The philosophy of Herbert Spenser in the mid-19th Century described the natural world as a mechanistic process of increasing order and complexity determined by an Absolute Force standing outside and unknowable above the worlds of mind, life and body. But this view deliberately and necessarily left the unknowable alone, and set the stage for Darwin to define the process of natural selection. The wheels of materialistic science were set firmly on track to discover how physical energy leads naturally and deterministically to higher and higher levels of organization, culminating in knowledge and values. This train has carried us a long way through fascinating terrains during 150 years of unrelenting pursuit. While, at the same time, the visionaries of higher mind and creative evolution – Bergson, Whitehead, Sri Aurobindo especially – continued to pursue the Spirit, unwilling to accept that either an Absolute outside the world, or an atomistic quantitative and qualitative analysis of process can ever adequately explain the vast interconnectedness, order and unity of the three worlds, as increasingly grasped and known by intuitive mind.
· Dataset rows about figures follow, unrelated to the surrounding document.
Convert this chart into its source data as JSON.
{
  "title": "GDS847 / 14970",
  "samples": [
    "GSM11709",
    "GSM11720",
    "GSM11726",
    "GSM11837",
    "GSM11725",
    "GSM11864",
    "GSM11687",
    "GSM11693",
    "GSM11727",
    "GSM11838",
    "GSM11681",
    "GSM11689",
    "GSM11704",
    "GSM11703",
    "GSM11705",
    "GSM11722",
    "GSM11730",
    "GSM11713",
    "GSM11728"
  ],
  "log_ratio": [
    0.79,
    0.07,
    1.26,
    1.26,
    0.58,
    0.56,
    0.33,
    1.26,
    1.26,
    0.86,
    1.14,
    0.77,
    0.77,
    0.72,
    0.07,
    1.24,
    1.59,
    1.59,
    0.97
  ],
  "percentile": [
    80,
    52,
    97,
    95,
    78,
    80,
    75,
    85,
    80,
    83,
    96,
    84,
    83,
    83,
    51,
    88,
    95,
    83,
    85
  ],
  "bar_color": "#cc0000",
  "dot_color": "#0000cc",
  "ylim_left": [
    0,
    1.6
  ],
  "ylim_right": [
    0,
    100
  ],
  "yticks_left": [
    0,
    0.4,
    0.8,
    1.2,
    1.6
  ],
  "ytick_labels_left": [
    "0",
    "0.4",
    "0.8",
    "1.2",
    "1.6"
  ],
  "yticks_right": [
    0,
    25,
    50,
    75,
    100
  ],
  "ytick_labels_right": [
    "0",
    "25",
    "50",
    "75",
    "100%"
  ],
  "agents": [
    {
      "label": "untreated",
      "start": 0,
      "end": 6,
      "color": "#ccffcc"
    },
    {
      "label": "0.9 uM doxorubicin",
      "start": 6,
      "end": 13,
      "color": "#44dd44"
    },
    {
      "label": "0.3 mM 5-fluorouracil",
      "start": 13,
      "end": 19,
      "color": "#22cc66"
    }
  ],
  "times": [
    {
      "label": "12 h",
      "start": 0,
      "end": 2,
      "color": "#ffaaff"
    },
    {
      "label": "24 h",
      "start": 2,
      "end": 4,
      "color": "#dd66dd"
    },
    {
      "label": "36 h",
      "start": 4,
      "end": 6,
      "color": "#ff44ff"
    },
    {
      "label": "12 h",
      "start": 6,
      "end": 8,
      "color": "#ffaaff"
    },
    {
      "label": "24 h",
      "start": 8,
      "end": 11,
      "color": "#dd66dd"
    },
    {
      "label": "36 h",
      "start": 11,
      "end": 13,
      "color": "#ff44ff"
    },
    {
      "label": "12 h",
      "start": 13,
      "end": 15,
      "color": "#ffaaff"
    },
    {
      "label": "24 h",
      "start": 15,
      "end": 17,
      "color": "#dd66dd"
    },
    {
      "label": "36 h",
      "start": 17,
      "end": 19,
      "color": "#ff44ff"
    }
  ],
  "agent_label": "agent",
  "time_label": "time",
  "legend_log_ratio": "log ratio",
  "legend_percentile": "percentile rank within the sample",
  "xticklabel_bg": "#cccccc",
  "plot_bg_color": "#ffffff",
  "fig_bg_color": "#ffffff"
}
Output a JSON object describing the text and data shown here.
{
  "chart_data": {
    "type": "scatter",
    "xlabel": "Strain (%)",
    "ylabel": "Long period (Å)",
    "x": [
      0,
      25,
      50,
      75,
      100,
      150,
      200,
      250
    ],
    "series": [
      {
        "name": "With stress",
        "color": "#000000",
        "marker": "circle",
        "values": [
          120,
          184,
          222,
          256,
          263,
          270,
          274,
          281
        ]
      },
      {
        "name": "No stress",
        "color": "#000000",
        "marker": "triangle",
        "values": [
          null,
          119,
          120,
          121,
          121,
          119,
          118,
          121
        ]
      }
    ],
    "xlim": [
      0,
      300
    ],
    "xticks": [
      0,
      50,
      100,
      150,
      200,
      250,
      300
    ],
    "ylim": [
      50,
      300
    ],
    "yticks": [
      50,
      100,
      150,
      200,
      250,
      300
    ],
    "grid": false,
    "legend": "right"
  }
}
According to Sri Aurobindo these two tracks will necessarily converge at some point. For him, the evolution of a higher consciousness means the possibility of participating more consciously and effectively in the process of evolution itself. Many of his most inspiring writings are specifically about this possibility. Bergson and Whitehead, both felt that the spiritual and material planes of existence are engaged in an active dynamic relationship accessible to intuitive consciousness and productive of ever more perfect expressions of truth, freedom and perfection. Each has given this process a high level of importance.

 

The aim of philosophy, according to Whitehead, is “disclosure” which means simply seeing the truth of things. And the difficulty of philosophy, he said, is expressing what is self-evident. “The whole effort should be to display the self-evidence of basic truths.” Philosophy is kin to poetry, he said. Both of them seek to express that ultimate good sense we term civilization. The assemblage of philosophical ideas moulds our civilization. His idea was that by assembling and expressing the ideas that are most important to us, we create our future. Following this beautiful thought, and also Sri Aurobindo’s example, if we can assemble and contemplate and express the ideas of evolution in a way that discloses the process itself, we may discover a philosophy of evolution that can help to show the way towards a truer, more unified and enlightened civilization. By applying the method of philosophical assembling, gathering, building –

we can create the necessary common understanding of what is most important, what is most valuable, and by doing this we lay the foundations for a civilized society.